From Wolf Laurel in NC mountains – Just because Austin has missed the housing recession bullet so far doesn’t mean it will continue to do so. I believe Merrill Lynch is correct about the arrival of recession in the United States. The housing downturn is negatively impacting property sales in second home communities in Florida. This is also slowing sales in NC mountain resorts that depend on Florida buyers.

Still the downturn in prices and building of inventories is starting to attract second home buyers from Florida looking for cool temperatures in our mountains. Also the dramatic decline in the dollar combined with weakness in American real estate markets are beginning to interest some bargain hunting European investors.

26 02 2008
Lake Blue Ridge Property

Floridians love to vacation and buy second homes in GA and the Carolinas as you said for the change of weather. I think we will always have this type of sale. I think people are just being cautious right now.

It sounds like Austin TX is a nice place to live and has avoided this housing bubble so far.

27 02 2008
jgroves

Thanks for the comments!

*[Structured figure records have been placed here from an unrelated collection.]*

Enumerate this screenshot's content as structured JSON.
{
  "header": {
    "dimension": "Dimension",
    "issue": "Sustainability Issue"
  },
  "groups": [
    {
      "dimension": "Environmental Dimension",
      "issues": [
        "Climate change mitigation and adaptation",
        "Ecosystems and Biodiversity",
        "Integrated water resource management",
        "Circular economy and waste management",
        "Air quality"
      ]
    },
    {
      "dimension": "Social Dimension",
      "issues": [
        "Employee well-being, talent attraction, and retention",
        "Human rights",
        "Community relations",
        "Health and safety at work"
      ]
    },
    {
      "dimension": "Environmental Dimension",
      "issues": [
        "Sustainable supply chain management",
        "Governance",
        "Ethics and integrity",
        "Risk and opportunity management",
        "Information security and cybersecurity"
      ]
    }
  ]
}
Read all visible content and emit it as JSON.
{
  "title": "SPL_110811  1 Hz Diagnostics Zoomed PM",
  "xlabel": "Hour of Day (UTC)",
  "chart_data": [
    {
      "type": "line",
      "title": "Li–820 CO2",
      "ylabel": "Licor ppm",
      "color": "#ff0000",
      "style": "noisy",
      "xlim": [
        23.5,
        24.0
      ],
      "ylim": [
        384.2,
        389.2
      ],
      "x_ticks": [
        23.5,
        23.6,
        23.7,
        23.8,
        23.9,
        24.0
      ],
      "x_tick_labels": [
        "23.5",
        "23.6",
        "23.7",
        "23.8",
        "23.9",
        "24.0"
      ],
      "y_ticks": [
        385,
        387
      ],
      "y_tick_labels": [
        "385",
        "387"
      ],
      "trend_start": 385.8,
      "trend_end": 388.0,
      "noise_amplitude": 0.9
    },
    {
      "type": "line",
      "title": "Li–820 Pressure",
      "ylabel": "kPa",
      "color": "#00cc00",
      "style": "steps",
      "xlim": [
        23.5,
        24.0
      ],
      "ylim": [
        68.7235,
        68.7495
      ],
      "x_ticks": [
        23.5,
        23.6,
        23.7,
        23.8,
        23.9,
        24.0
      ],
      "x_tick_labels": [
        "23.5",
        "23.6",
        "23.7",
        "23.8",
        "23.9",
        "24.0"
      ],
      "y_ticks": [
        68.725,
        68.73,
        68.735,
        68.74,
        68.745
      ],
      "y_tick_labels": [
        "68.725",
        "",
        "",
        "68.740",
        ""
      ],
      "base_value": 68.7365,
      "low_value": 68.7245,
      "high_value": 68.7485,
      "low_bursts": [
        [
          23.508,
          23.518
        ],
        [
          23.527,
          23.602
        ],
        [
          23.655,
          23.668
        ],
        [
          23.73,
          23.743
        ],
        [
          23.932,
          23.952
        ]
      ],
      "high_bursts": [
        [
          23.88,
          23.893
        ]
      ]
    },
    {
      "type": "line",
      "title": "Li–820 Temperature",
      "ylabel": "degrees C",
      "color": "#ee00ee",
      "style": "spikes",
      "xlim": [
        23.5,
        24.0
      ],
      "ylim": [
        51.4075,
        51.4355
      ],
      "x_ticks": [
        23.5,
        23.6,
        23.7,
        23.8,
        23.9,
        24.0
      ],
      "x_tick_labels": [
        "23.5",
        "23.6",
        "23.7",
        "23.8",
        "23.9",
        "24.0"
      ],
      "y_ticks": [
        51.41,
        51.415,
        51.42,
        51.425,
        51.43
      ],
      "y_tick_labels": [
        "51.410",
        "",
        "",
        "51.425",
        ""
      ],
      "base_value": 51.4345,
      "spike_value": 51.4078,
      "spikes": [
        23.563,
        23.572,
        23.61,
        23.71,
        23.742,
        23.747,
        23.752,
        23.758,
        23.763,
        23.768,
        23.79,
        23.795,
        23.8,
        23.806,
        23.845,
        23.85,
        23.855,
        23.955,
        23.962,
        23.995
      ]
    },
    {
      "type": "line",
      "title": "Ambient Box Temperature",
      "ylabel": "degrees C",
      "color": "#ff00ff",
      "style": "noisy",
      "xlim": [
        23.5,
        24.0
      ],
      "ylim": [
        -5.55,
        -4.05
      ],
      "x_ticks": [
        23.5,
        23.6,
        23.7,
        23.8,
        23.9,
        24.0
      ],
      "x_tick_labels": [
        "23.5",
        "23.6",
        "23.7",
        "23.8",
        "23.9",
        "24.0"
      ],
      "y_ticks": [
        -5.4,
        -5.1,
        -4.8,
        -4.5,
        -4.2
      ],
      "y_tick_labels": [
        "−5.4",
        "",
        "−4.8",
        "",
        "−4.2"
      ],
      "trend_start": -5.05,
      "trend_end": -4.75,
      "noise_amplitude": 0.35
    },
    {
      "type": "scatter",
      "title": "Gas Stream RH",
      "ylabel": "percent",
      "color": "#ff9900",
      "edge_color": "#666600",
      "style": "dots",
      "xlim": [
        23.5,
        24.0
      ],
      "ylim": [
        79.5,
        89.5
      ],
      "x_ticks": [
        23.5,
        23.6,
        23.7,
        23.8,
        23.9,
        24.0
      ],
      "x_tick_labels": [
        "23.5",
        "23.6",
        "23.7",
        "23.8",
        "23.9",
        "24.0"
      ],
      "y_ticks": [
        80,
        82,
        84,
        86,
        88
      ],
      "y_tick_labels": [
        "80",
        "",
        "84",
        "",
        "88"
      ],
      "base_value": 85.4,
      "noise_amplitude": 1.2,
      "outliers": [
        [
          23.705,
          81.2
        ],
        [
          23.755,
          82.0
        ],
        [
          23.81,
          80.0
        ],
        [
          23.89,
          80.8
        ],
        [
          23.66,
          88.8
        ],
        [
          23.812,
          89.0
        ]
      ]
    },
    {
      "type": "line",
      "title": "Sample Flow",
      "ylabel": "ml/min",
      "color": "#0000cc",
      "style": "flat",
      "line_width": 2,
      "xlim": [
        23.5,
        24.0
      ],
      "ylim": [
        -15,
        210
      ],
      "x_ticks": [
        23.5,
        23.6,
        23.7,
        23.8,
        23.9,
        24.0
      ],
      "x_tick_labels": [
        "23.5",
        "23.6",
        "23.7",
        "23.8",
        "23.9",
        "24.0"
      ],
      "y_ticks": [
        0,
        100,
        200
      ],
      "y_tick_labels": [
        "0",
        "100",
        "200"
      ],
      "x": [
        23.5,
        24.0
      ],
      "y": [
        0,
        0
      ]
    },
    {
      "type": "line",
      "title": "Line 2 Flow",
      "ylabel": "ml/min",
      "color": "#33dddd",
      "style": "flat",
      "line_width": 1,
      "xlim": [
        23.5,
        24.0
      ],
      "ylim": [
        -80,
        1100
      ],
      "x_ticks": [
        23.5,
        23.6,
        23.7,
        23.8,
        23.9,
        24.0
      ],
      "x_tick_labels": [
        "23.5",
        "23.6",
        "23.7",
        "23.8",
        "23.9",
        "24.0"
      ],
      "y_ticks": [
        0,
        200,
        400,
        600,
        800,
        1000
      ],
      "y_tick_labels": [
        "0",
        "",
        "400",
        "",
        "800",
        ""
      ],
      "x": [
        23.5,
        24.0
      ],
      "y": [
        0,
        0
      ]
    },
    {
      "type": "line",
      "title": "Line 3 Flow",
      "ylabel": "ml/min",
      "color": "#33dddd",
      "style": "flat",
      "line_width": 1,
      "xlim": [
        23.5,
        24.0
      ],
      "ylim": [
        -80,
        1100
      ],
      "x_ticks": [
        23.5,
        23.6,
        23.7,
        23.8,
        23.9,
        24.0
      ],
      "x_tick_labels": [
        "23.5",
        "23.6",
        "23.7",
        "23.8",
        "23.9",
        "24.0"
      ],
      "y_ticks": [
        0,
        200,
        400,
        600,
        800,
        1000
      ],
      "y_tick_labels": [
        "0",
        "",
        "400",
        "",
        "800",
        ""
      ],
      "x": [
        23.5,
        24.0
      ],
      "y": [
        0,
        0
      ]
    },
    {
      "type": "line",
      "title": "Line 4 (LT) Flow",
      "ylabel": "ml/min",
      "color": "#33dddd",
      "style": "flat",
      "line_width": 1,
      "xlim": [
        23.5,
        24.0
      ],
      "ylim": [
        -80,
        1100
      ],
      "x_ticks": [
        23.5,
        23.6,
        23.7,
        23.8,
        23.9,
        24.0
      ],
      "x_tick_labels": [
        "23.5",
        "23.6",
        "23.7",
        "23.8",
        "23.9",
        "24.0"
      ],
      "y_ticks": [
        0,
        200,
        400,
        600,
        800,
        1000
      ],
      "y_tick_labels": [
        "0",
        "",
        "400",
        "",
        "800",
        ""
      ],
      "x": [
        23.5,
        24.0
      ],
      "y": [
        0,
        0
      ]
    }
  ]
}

It’s always interesting to hear how our local market compares to other markets across the US. I hope you’ll share your perspective with me and my readers again in the future.

As for the point that you both echoed from the NY Times article Austin has dodged a bullet so far. But don’t be confused. We have been affected, albeit in a much more tolerable way than other places. Total sales volume has slowed relative to the previous two years, but prices remain firm and continue to moderately appreciate in many neighborhoods throughout the city.

While our local market isn’t invincible, the quality of life in Austin and strong local economy has been and continues to be a good buffer.